I think the passion I feel for AAC can best be encapsulated in the story of a patient I saw for several consecutive years on our long-term care unit. He came to Children’s with no functional communication and severe self-injurious and aggressive behaviors. We started him on a field of 15 dynamic device targeting core vocabulary. He was the kiddo who really showed me that sometimes “negative” vocabulary such as ‘don’t want/like,’ and ‘stop’ are the most motivating and important messages. He transitioned rapidly from the novel core words to 84 Sequenced (in fact, he taught me Sequence!). His therapy intensely targeted language functions aside from requesting, however, his most frequently produced phrase was without a doubt “I want Barney.” After nearly three years of working and learning together, he was ready to discharge to his family’s home. I took advantage of my lunch break (coincidentally during LAMP training) on his last day with us to stop by the unit and tell him good-bye. I was mildly lamenting the fact that I wished I had done a better job of expanding his language when he sidled up next to me where I was seated on his bench and stated “you get off.” Those were the last words he said to me and I LOVED each one. Because of AAC and concepts like core vocabulary, this little boy could independently generate a phrase to direct an adult and advocate for his own space without biting either of us!
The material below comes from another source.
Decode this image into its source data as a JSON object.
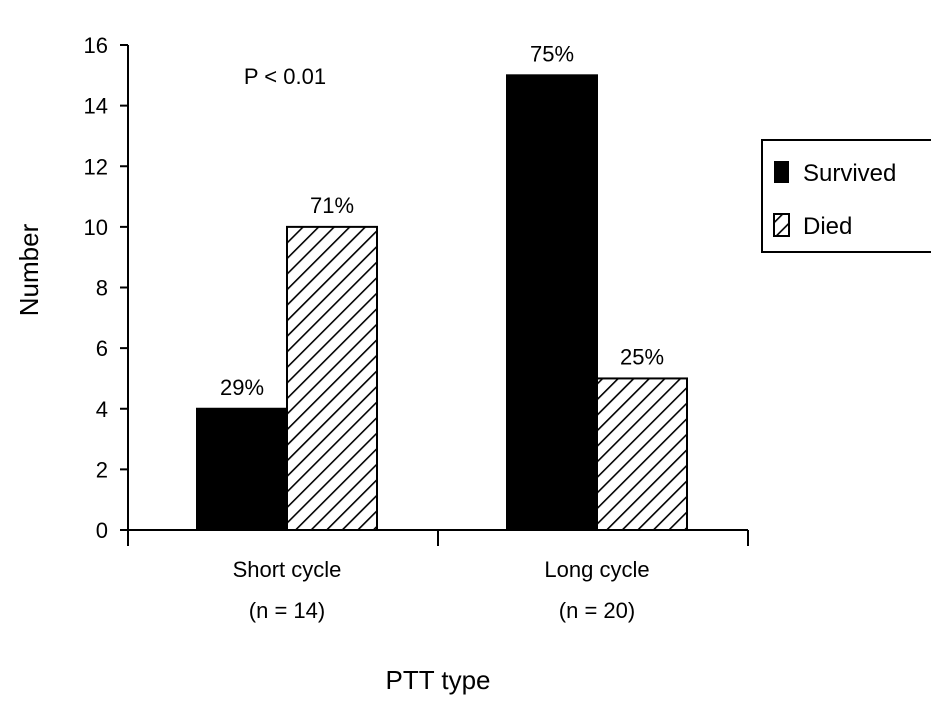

Although my “romance” with AAC was a slow starter, it is now without a doubt an all-consuming passion. I find myself speaking in “Quick Words” to my friends’ toddlers. I regularly state “I like it!” I remind my husband to “use your words” (which he loves). I often find myself targeting core vocabulary with “late talkers” which further reminds me that AAC therapy and evaluations are not all that different from the traditional speech therapy in which I was so invested as a CF. AAC has not only helped me grow as an SLP, a consultant/collaborator, and a caregiver educator, but ironically, what I once conceived of as a small, niche field, has overarching broadened my understanding of language and communication as a whole. And to that I say, “I like it!”